À Mormant-sur-Vernisson, la cheffe du Rassemblement national a reçu un hommage appuyé des leaders de l’extrême droite européenne, alors que son avenir politique reste incertain.
MORMANT-SUR-VERNISSON (Loiret) — Ambiance champêtre, slogans virulents et effluves de bière tiède : ce petit village de 133 âmes, perdu au milieu des champs, a vu défiler ce week-end le gratin de l’extrême droite européenne, rassemblé pour célébrer Marine Le Pen… et lui redonner un coup de projecteur au moment où les nuages s’amoncellent au-dessus de sa carrière.
Plus de 6 000 militants et sympathisants, pour la plupart venus des environs mais aussi de toute la France, ont afflué dans ce coin du Loiret à l’invitation du groupe Patriotes pour l’Europe, qui fête sa percée aux élections européennes de 2024. Un an après leur succès, les leaders nationalistes ont tenu à marquer le coup — et surtout à afficher leur soutien sans faille à la figure tutélaire de la droite radicale française.
Dans une atmosphère de kermesse aux accents identitaires, entre empanadas revisitées façon péruvienne et merguez bien de chez nous, les têtes d’affiche se sont succédé à la tribune. Parmi eux : Viktor Orbán (Hongrie), Matteo Salvini (Italie), Andrej Babiš (Tchéquie) ou encore Santiago Abascal (Espagne), tous venus réaffirmer leurs fondamentaux — rejet de l’immigration, défense de l’identité nationale, et opposition farouche aux politiques européennes.
Mais au cœur de toutes les attentions, il y avait bien Marine Le Pen.
Une ovation politique pour une Le Pen fragilisée
Depuis sa condamnation pour détournement de fonds européens en mars dernier, la présidente du Rassemblement national voit planer la menace d’une inéligibilité à la présidentielle de 2027. Un coup dur, survenu peu après la disparition de son père, Jean-Marie Le Pen, avec qui elle entretenait une relation aussi politique que tumultueuse.
« Chaque jour qui passe nous rapproche de Marine Le Pen présidente », a lancé Santiago Abascal, eurodéputé de Vox, dans un français parfait, sous les applaudissements d’une foule chauffée à blanc. « Ils ne pourront pas l’arrêter », a-t-il martelé, dans un discours aussi combatif que solennel.

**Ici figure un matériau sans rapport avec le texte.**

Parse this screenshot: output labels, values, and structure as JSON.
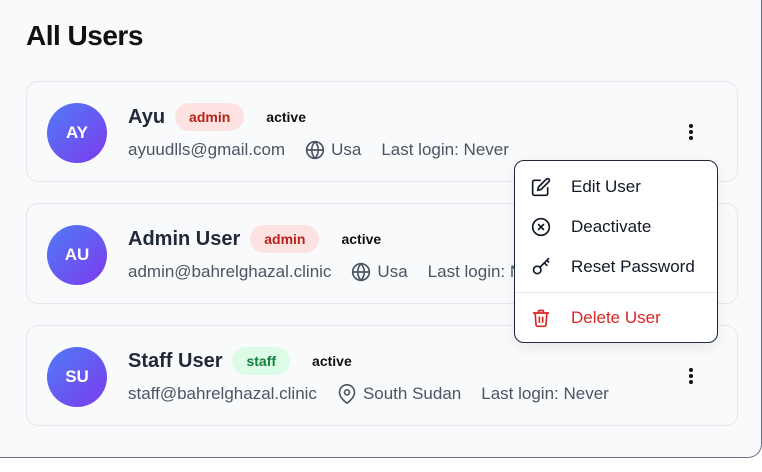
{
  "page": {
    "title": "All Users"
  },
  "users": [
    {
      "initials": "AY",
      "name": "Ayu",
      "role": "admin",
      "status": "active",
      "email": "ayuudlls@gmail.com",
      "location": "Usa",
      "location_icon": "globe-icon",
      "last_login": "Last login: Never"
    },
    {
      "initials": "AU",
      "name": "Admin User",
      "role": "admin",
      "status": "active",
      "email": "admin@bahrelghazal.clinic",
      "location": "Usa",
      "location_icon": "globe-icon",
      "last_login": "Last login: Never"
    },
    {
      "initials": "SU",
      "name": "Staff User",
      "role": "staff",
      "status": "active",
      "email": "staff@bahrelghazal.clinic",
      "location": "South Sudan",
      "location_icon": "map-pin-icon",
      "last_login": "Last login: Never"
    }
  ],
  "menu": {
    "items": [
      {
        "label": "Edit User",
        "icon": "edit-icon"
      },
      {
        "label": "Deactivate",
        "icon": "x-circle-icon"
      },
      {
        "label": "Reset Password",
        "icon": "key-icon"
      },
      {
        "label": "Delete User",
        "icon": "trash-icon"
      }
    ]
  },
  "colors": {
    "admin_badge_bg": "#fde2e2",
    "admin_badge_text": "#b42318",
    "staff_badge_bg": "#dcfce7",
    "staff_badge_text": "#15803d",
    "danger": "#dc2626",
    "avatar_gradient_start": "#4f7cf7",
    "avatar_gradient_end": "#7c3aed"
  }
}
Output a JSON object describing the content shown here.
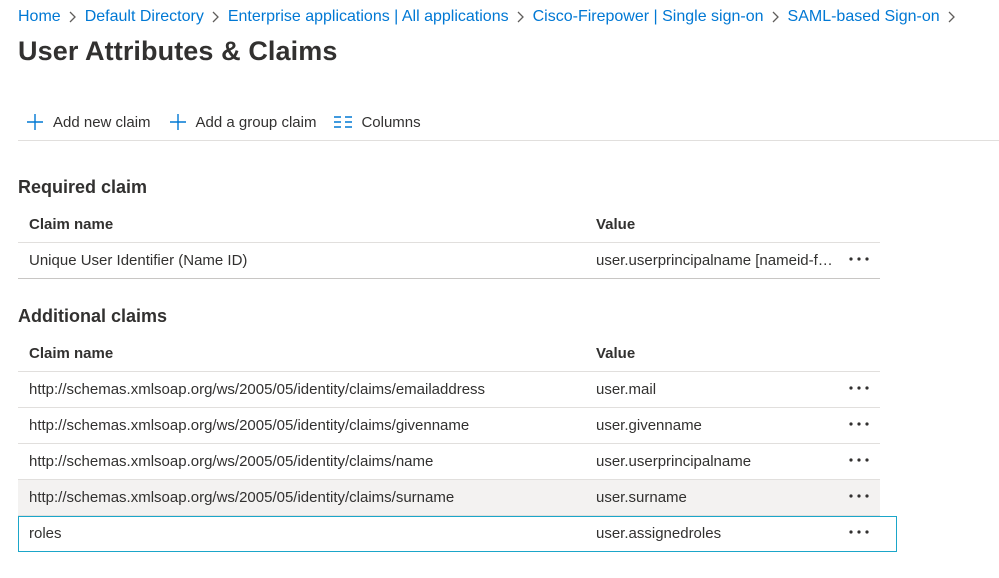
{
  "breadcrumb": [
    {
      "label": "Home"
    },
    {
      "label": "Default Directory"
    },
    {
      "label": "Enterprise applications | All applications"
    },
    {
      "label": "Cisco-Firepower | Single sign-on"
    },
    {
      "label": "SAML-based Sign-on"
    }
  ],
  "page_title": "User Attributes & Claims",
  "toolbar": {
    "add_claim_label": "Add new claim",
    "add_group_claim_label": "Add a group claim",
    "columns_label": "Columns"
  },
  "colors": {
    "accent": "#0078d4",
    "selected_outline": "#1ba6c9"
  },
  "required": {
    "title": "Required claim",
    "header": {
      "name": "Claim name",
      "value": "Value"
    },
    "rows": [
      {
        "name": "Unique User Identifier (Name ID)",
        "value": "user.userprincipalname [nameid-for..."
      }
    ]
  },
  "additional": {
    "title": "Additional claims",
    "header": {
      "name": "Claim name",
      "value": "Value"
    },
    "rows": [
      {
        "name": "http://schemas.xmlsoap.org/ws/2005/05/identity/claims/emailaddress",
        "value": "user.mail"
      },
      {
        "name": "http://schemas.xmlsoap.org/ws/2005/05/identity/claims/givenname",
        "value": "user.givenname"
      },
      {
        "name": "http://schemas.xmlsoap.org/ws/2005/05/identity/claims/name",
        "value": "user.userprincipalname"
      },
      {
        "name": "http://schemas.xmlsoap.org/ws/2005/05/identity/claims/surname",
        "value": "user.surname"
      },
      {
        "name": "roles",
        "value": "user.assignedroles"
      }
    ]
  }
}
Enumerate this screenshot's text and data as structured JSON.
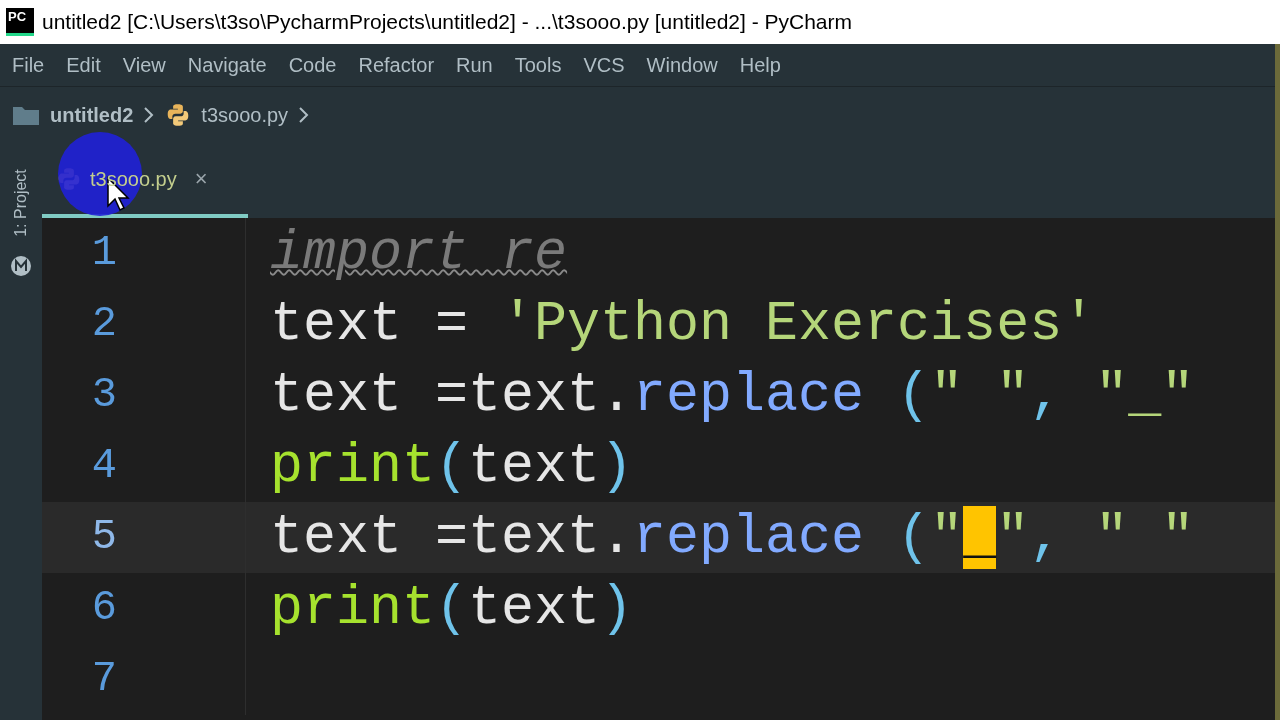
{
  "window": {
    "title": "untitled2 [C:\\Users\\t3so\\PycharmProjects\\untitled2] - ...\\t3sooo.py [untitled2] - PyCharm",
    "app_icon": "PC"
  },
  "menu": [
    "File",
    "Edit",
    "View",
    "Navigate",
    "Code",
    "Refactor",
    "Run",
    "Tools",
    "VCS",
    "Window",
    "Help"
  ],
  "breadcrumb": [
    {
      "label": "untitled2",
      "kind": "folder"
    },
    {
      "label": "t3sooo.py",
      "kind": "python"
    }
  ],
  "sidebar": {
    "label": "1: Project"
  },
  "tabs": [
    {
      "label": "t3sooo.py",
      "selected": true,
      "close": "×"
    }
  ],
  "editor": {
    "lines": [
      {
        "number": "1",
        "current": false,
        "tokens": [
          {
            "kind": "unused",
            "text": "import re"
          }
        ]
      },
      {
        "number": "2",
        "current": false,
        "tokens": [
          {
            "kind": "plain",
            "text": "text = "
          },
          {
            "kind": "string",
            "text": "'Python Exercises'"
          }
        ]
      },
      {
        "number": "3",
        "current": false,
        "tokens": [
          {
            "kind": "plain",
            "text": "text =text."
          },
          {
            "kind": "func",
            "text": "replace "
          },
          {
            "kind": "paren",
            "text": "("
          },
          {
            "kind": "string",
            "text": "\" \""
          },
          {
            "kind": "paren",
            "text": ", "
          },
          {
            "kind": "string",
            "text": "\"_\""
          }
        ]
      },
      {
        "number": "4",
        "current": false,
        "tokens": [
          {
            "kind": "builtin",
            "text": "print"
          },
          {
            "kind": "paren",
            "text": "("
          },
          {
            "kind": "plain",
            "text": "text"
          },
          {
            "kind": "paren",
            "text": ")"
          }
        ]
      },
      {
        "number": "5",
        "current": true,
        "tokens": [
          {
            "kind": "plain",
            "text": "text =text."
          },
          {
            "kind": "func",
            "text": "replace "
          },
          {
            "kind": "paren",
            "text": "("
          },
          {
            "kind": "string",
            "text": "\""
          },
          {
            "kind": "caret",
            "text": "_"
          },
          {
            "kind": "string",
            "text": "\""
          },
          {
            "kind": "paren",
            "text": ", "
          },
          {
            "kind": "string",
            "text": "\" \""
          }
        ]
      },
      {
        "number": "6",
        "current": false,
        "tokens": [
          {
            "kind": "builtin",
            "text": "print"
          },
          {
            "kind": "paren",
            "text": "("
          },
          {
            "kind": "plain",
            "text": "text"
          },
          {
            "kind": "paren",
            "text": ")"
          }
        ]
      },
      {
        "number": "7",
        "current": false
      }
    ]
  }
}
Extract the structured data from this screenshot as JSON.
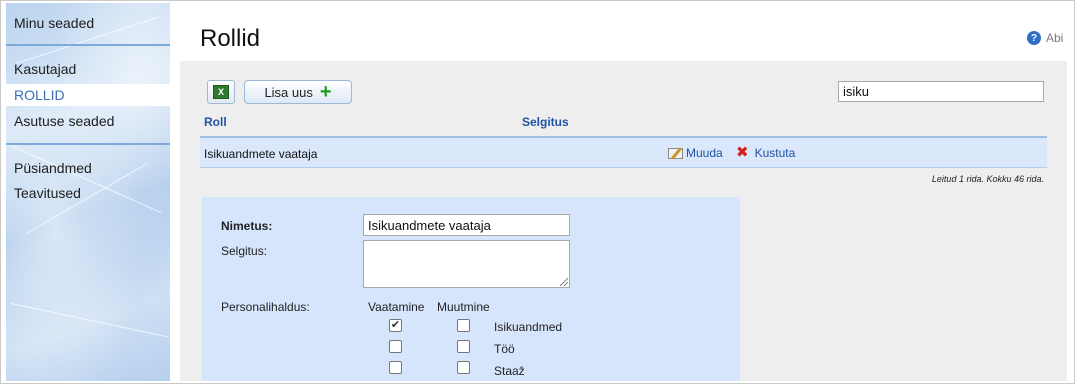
{
  "sidebar": {
    "items": [
      {
        "label": "Minu seaded",
        "active": false
      },
      {
        "label": "Kasutajad",
        "active": false
      },
      {
        "label": "ROLLID",
        "active": true
      },
      {
        "label": "Asutuse seaded",
        "active": false
      },
      {
        "label": "Püsiandmed",
        "active": false
      },
      {
        "label": "Teavitused",
        "active": false
      }
    ]
  },
  "header": {
    "title": "Rollid",
    "help_label": "Abi",
    "help_icon": "?"
  },
  "toolbar": {
    "excel_icon": "excel-icon",
    "excel_glyph": "X",
    "add_label": "Lisa uus",
    "add_plus": "+",
    "search_value": "isiku"
  },
  "table": {
    "columns": [
      "Roll",
      "Selgitus"
    ],
    "rows": [
      {
        "name": "Isikuandmete vaataja",
        "description": "",
        "edit_label": "Muuda",
        "delete_label": "Kustuta"
      }
    ],
    "footer": "Leitud 1 rida. Kokku 46 rida."
  },
  "form": {
    "name_label": "Nimetus:",
    "name_value": "Isikuandmete vaataja",
    "description_label": "Selgitus:",
    "description_value": "",
    "section_label": "Personalihaldus:",
    "col_view": "Vaatamine",
    "col_edit": "Muutmine",
    "permissions": [
      {
        "label": "Isikuandmed",
        "view": true,
        "edit": false
      },
      {
        "label": "Töö",
        "view": false,
        "edit": false
      },
      {
        "label": "Staaž",
        "view": false,
        "edit": false
      }
    ],
    "check_glyph": "✔"
  },
  "colors": {
    "accent_blue": "#2153a4",
    "active_nav": "#3a6fb8",
    "row_bg": "#dbe8fb",
    "form_bg": "#d6e5fb",
    "add_icon": "#1e9a1e",
    "delete_icon": "#d42020"
  }
}
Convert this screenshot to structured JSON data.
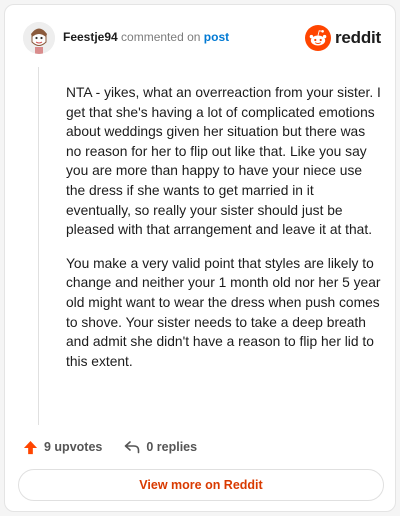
{
  "comment": {
    "username": "Feestje94",
    "commented_on": "commented on",
    "post_link": "post",
    "paragraphs": [
      "NTA - yikes, what an overreaction from your sister. I get that she's having a lot of complicated emotions about weddings given her situation but there was no reason for her to flip out like that. Like you say you are more than happy to have your niece use the dress if she wants to get married in it eventually, so really your sister should just be pleased with that arrangement and leave it at that.",
      "You make a very valid point that styles are likely to change and neither your 1 month old nor her 5 year old might want to wear the dress when push comes to shove. Your sister needs to take a deep breath and admit she didn't have a reason to flip her lid to this extent."
    ],
    "upvotes": "9 upvotes",
    "replies": "0 replies"
  },
  "brand": {
    "name": "reddit",
    "accent": "#ff4500"
  },
  "footer": {
    "view_more": "View more on Reddit"
  },
  "icons": {
    "upvote": "upvote-arrow-icon",
    "reply": "reply-arrow-icon",
    "logo": "reddit-alien-icon"
  }
}
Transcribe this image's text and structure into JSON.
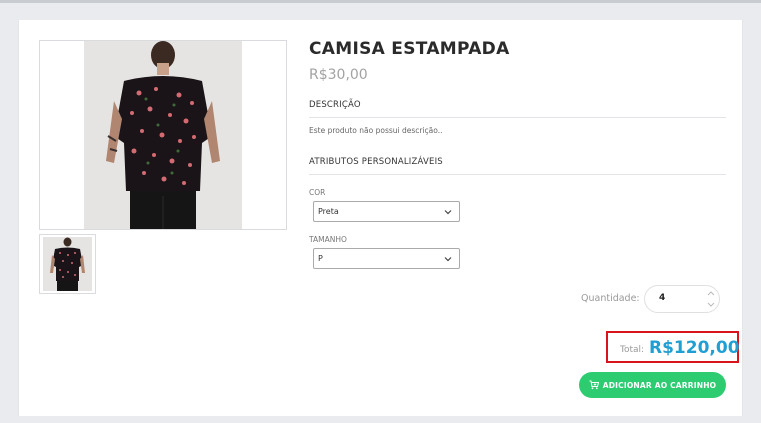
{
  "product": {
    "title": "CAMISA ESTAMPADA",
    "price": "R$30,00",
    "description_heading": "DESCRIÇÃO",
    "description_text": "Este produto não possui descrição..",
    "attributes_heading": "ATRIBUTOS PERSONALIZÁVEIS"
  },
  "attributes": {
    "color": {
      "label": "COR",
      "selected": "Preta"
    },
    "size": {
      "label": "TAMANHO",
      "selected": "P"
    }
  },
  "quantity": {
    "label": "Quantidade:",
    "value": "4"
  },
  "total": {
    "label": "Total:",
    "value": "R$120,00",
    "highlight_color": "#d9141b",
    "value_color": "#1f9fd3"
  },
  "cart_button": {
    "label": "ADICIONAR AO CARRINHO",
    "color": "#2ecc71",
    "icon": "cart-plus-icon"
  },
  "images": {
    "main": "product-photo",
    "thumbnail": "product-thumbnail"
  }
}
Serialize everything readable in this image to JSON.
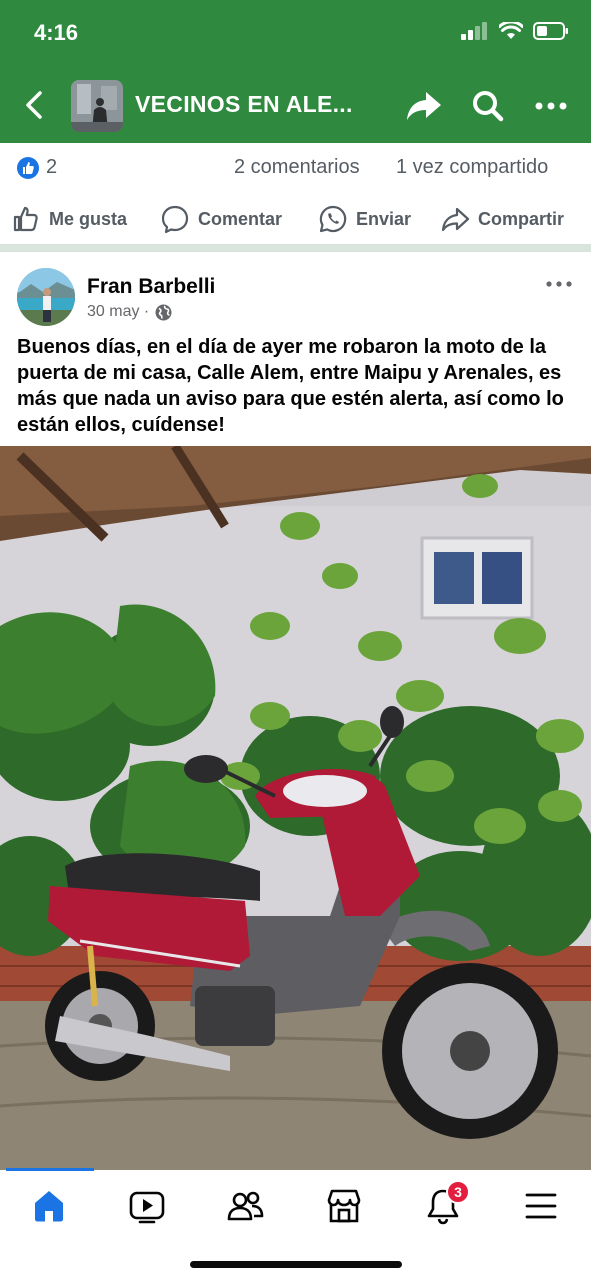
{
  "status_bar": {
    "time": "4:16"
  },
  "nav": {
    "group_title": "VECINOS EN ALE..."
  },
  "engagement": {
    "reaction_count": "2",
    "comments": "2 comentarios",
    "shares": "1 vez compartido"
  },
  "actions": {
    "like": "Me gusta",
    "comment": "Comentar",
    "send": "Enviar",
    "share": "Compartir"
  },
  "post": {
    "author": "Fran Barbelli",
    "date": "30 may · ",
    "text": "Buenos días, en el día de ayer me robaron la moto de la puerta de mi casa, Calle Alem, entre Maipu y Arenales, es más que nada un aviso para que estén alerta, así como lo están ellos, cuídense!"
  },
  "tabbar": {
    "notification_badge": "3",
    "active_tab": "home"
  },
  "colors": {
    "header_green": "#2f8a3f",
    "facebook_blue": "#1b74e4",
    "badge_red": "#e41e3f",
    "motorcycle_red": "#b01a36"
  },
  "icons": [
    "back-icon",
    "share-arrow-icon",
    "search-icon",
    "more-icon",
    "like-icon",
    "comment-icon",
    "whatsapp-icon",
    "share-icon",
    "globe-icon",
    "home-icon",
    "video-icon",
    "friends-icon",
    "marketplace-icon",
    "bell-icon",
    "menu-icon"
  ]
}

Mais c’est Viktor Orbán qui a livré le soutien le plus appuyé. Venu spécialement de Budapest pour l’occasion, le Premier ministre hongrois a salué « une amie de longue date », qu’il décrit comme « une combattante courageuse », fidèle à ses convictions. Et d’asséner : « La France doit être un pays sacrément riche pour pouvoir se permettre de ne pas avoir Marine Le Pen comme présidente. »
Bardella monte, Le Pen résiste
Marine Le Pen, visiblement émue, a renvoyé la politesse en qualifiant la Hongrie de « modèle historique de résistance à l’oppression », saluant au passage le refus de Budapest d’appliquer les règles européennes sur l’asile.
Mais dans l’ombre du rassemblement, une autre dynamique se dessine : celle de Jordan Bardella. Le jeune président du RN, 29 ans, clôturait la journée avec un discours calibré, musclé, où il a affirmé que « la conquête du pouvoir en France » était désormais une priorité. Selon la stratégie actuelle du parti, Bardella prendrait les rênes de Matignon si Le Pen était élue à l’Élysée.
Une montée en puissance qui interroge sur l’équilibre des rôles au sein du RN, et laisse planer un soupçon de rivalité.
Une présidence… honorifique
Le clou du spectacle fut la remise, à l’unanimité, du titre de présidente d’honneur des Patriotes à Marine Le Pen. Une distinction purement symbolique, mais fortement chargée de signification : elle vient rappeler, pour ses alliés européens du moins, que la fille Le Pen reste la grande figure de proue de la droite radicale en France.
Reste que ce genre d’hommage a parfois un goût d’adieu plus que de sacre. À l’heure où le paysage politique français s’accélère et se fragmente, Marine Le Pen pourra-t-elle encore tenir les rênes ? Ou assiste-t-on, en creux, à l’entrée progressive dans l’après-Le Pen ?
Le temps — et les urnes — le diront.